Jarvis, however, looked for the plusses. He calls it “pressing the reset button”.
“What we did was use the time to try to rediscover ourselves. It was about us understanding what we stood for as a club, what it meant to be a player or a member of staff of Leicestershire County Cricket Club, and what I did was use a lot of the skills and information I picked up from my time at Huddersfield Town when David Wagner joined, when the club rediscovered its identity, its ‘Terrier Spirit’.
“Previously, the Academy and first team were a bit disjointed at Leicestershire, so we’ve brought them together and created what we call ‘A Leicestershire Way’.
“It very much reflects what David Wagner and everybody did at Huddersfield in that golden period really, and what we’re looking for is the stars to align as well.”
Jarvis is candid as he reflects on how Leicestershire has latterly been perceived.
It has gained the reputation of an also-ran, one whose name invariably crops up whenever people talk about reducing the number of first-class counties.
He concedes that the club had “lost its way, lost its credibility and lost its respect to a certain degree”, but that “we’re now bringing it back and undertaking a quiet revolution”.
Membership is rising, commercial partnerships are growing, and there is a positive outlook around the grand club.
“Over the last decade, if you look at Leicestershire, I think it’s struggled for many reasons,” he says.
“Probably you would say that one of the big ones is that it didn’t really know who it was; there were a lot of Kolpak players, a lot of journeymen who came, did their thing and then moved on, so there was no continuity or plan to it, and it definitely lacked that sense of identity.
“But Leicestershire is an ‘Academy of Cricket’ and that’s always been in our DNA; the club has helped to bring through top players like Stuart Broad and James Taylor, players who’ve come through the ranks and then moved on.
“While we accept that of course, and understand our position within the game, we hope that, in future, there may be a tipping point where the best players decide that they want to stay at Leicestershire because of what’s happening here; equally, we want to develop and encourage our off-field staff, too.”
For Jarvis, life has basically come full circle.
Born and brought up in Leicester, before moving to study and work in Yorkshire, he is back at a club that means a great deal to the Jarvis family.
“My dad, Larry, was a big cricket man in Leicestershire and his ashes were scattered on the pitch,” he says.
“He was an umpire in the local leagues, and he also umpired a lot of second XI cricket, so I’m especially keen to give something back.
“It’s bizarre.
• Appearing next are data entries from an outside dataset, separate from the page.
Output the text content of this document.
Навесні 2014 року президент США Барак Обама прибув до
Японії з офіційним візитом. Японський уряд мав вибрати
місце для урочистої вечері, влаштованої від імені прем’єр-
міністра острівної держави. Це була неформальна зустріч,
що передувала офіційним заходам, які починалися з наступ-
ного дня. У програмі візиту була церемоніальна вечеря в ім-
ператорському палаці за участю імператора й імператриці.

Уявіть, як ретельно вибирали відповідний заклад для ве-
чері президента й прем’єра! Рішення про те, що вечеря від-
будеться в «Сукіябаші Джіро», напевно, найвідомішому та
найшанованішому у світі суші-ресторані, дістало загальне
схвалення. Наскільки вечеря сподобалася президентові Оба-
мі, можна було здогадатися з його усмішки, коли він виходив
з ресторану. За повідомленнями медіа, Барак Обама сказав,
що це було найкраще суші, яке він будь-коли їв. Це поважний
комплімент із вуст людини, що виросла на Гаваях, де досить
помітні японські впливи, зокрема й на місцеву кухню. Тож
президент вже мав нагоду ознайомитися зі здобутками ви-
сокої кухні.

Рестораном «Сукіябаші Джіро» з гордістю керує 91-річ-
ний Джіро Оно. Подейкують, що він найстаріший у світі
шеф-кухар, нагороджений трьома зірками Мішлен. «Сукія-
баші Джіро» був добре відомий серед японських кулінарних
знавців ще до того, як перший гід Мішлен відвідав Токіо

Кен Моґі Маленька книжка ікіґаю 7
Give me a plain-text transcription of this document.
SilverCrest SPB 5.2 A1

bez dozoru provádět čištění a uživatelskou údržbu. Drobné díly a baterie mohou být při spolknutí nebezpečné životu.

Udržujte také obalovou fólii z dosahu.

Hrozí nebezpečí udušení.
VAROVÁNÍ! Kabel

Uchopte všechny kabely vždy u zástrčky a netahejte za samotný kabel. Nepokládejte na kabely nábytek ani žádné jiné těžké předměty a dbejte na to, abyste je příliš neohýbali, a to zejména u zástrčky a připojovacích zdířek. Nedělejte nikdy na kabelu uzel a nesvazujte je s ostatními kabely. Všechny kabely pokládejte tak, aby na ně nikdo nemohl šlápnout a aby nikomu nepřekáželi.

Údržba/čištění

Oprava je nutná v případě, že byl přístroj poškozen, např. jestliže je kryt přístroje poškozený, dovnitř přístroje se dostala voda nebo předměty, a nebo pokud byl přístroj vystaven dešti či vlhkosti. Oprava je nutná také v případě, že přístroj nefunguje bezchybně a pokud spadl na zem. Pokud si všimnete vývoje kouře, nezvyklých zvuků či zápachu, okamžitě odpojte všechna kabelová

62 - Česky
When I came into this role, all the staff here knew my dad. ‘Oh, you’re Larry’s lad,’ they’d say, and this was the very first sports ground I came to as a kid.
“I actually still live in Yorkshire – I travel down and spend my week down here and go back up at the weekends – and I see this as giving back to my first club and to my home town.
“It’s a fantastic club, and the people are brilliant.”